Foto: Especial
La asociación civil Pronatura Noreste, lanzó una campaña de donación con el objetivo de realizar una estrategia urgente de conservación para salvar los humedales de Cuatrociénegas, los cuales son patrimonio de la humanidad

La asociación civil Pronatura Noreste, lanzó una campaña de donación con el objetivo de realizar una estrategia urgente de conservación para salvar los humedales de Cuatrociénegas, los cuales son patrimonio de la humanidad.
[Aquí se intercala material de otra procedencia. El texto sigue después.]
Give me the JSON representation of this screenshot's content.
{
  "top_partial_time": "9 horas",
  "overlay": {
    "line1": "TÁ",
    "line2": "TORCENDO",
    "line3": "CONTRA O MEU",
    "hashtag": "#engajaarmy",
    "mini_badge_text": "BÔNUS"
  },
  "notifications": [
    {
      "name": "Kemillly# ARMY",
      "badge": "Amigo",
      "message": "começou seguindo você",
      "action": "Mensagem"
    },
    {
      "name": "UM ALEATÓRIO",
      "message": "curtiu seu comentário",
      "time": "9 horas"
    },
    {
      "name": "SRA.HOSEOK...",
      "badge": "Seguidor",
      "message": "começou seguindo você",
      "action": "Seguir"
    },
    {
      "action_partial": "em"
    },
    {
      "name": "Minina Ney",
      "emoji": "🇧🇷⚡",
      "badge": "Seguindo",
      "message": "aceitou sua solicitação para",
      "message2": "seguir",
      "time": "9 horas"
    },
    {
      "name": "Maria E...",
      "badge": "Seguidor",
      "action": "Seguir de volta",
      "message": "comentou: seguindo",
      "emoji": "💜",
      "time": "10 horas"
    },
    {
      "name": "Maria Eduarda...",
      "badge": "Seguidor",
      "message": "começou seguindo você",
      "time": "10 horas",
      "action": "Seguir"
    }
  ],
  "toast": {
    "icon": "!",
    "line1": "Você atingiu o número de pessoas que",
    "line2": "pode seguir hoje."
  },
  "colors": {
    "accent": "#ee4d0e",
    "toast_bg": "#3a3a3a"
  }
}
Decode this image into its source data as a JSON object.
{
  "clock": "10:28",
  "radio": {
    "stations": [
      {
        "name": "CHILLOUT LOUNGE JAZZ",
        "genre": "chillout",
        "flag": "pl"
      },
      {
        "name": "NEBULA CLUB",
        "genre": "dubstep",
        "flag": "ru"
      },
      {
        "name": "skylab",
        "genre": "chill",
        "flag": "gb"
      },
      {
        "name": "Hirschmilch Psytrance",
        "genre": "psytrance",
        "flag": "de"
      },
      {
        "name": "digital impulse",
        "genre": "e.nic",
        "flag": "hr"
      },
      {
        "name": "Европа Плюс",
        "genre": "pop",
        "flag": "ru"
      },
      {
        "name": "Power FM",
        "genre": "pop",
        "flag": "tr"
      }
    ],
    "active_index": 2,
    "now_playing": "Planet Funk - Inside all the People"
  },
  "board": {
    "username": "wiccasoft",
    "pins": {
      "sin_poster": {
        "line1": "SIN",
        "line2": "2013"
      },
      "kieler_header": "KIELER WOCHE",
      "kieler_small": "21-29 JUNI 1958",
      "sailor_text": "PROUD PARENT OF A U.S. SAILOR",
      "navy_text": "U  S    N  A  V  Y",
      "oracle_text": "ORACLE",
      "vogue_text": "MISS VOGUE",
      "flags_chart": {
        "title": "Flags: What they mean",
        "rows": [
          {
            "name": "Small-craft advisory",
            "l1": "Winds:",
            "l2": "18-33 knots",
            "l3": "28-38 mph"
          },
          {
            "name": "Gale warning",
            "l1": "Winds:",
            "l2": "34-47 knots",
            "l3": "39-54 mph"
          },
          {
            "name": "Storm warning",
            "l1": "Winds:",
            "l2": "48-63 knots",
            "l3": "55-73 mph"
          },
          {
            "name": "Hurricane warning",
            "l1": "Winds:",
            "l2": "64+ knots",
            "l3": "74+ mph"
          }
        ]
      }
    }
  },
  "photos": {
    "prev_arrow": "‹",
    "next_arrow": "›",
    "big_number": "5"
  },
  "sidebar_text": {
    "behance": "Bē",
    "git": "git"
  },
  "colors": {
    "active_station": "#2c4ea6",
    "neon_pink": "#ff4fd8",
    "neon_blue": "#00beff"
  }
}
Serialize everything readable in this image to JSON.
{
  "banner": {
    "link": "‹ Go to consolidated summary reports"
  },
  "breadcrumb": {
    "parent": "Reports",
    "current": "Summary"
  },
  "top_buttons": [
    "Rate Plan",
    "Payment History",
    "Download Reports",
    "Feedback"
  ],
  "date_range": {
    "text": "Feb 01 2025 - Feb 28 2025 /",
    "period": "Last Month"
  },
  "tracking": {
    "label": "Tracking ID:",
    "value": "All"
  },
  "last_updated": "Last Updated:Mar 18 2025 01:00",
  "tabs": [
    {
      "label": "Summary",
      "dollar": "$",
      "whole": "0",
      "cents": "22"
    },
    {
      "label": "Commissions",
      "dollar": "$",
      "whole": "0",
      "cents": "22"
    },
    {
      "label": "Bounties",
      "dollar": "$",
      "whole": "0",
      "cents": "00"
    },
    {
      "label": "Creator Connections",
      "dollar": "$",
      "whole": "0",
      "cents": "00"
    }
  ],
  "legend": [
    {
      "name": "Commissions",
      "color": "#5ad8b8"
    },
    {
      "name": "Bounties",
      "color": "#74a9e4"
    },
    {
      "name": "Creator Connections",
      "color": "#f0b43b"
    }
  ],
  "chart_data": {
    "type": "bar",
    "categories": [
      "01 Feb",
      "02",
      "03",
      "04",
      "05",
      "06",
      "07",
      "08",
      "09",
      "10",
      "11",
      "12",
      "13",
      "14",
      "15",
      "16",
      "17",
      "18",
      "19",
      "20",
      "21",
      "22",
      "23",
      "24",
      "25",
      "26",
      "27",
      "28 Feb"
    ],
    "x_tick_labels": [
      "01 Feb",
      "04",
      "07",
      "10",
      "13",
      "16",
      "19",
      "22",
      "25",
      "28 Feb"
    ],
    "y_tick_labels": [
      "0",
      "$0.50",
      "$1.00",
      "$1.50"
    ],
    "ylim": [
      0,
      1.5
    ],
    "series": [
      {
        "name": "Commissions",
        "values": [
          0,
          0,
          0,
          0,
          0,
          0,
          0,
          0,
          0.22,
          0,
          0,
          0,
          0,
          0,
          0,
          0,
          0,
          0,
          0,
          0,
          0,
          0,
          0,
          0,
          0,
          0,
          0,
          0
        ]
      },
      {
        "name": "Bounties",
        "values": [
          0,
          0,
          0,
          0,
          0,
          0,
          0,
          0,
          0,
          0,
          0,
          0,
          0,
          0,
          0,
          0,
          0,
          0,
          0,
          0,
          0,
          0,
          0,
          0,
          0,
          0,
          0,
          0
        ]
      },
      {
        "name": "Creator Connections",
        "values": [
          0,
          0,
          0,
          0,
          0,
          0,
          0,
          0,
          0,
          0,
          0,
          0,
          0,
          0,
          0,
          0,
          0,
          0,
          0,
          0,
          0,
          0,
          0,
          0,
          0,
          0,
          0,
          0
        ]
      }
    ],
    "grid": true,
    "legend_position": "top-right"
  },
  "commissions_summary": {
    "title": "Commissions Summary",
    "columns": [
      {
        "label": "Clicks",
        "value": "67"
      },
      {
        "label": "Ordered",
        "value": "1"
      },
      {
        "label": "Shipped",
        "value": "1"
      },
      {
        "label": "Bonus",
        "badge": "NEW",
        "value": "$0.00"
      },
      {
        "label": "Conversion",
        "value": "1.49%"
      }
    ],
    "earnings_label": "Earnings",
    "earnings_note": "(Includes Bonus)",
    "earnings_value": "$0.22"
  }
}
A través de la plataforma donadora.org  se está exhortando a la población en generar a ayudar a los científicos y juntar 700 mil pesos para los estudios hidrológicos y salvar el acuífero.

“Podemos perder millones de años de historia de la humanidad. ¡Juntos como ciudadanos podemos!” es uno de los exhortos de la convocatoria.

Cuatro Ciénegas está en Coahuila, al norte de México y se trata de un oasis en el desierto que peligra debido, según especialistas, al derroche del agua empleado para el cultivo de alfalfa. “Se está agotando el acuífero ancestral que sostiene a este ecosistema y a sus habitantes”, se lee en el argumento de la convocatoria.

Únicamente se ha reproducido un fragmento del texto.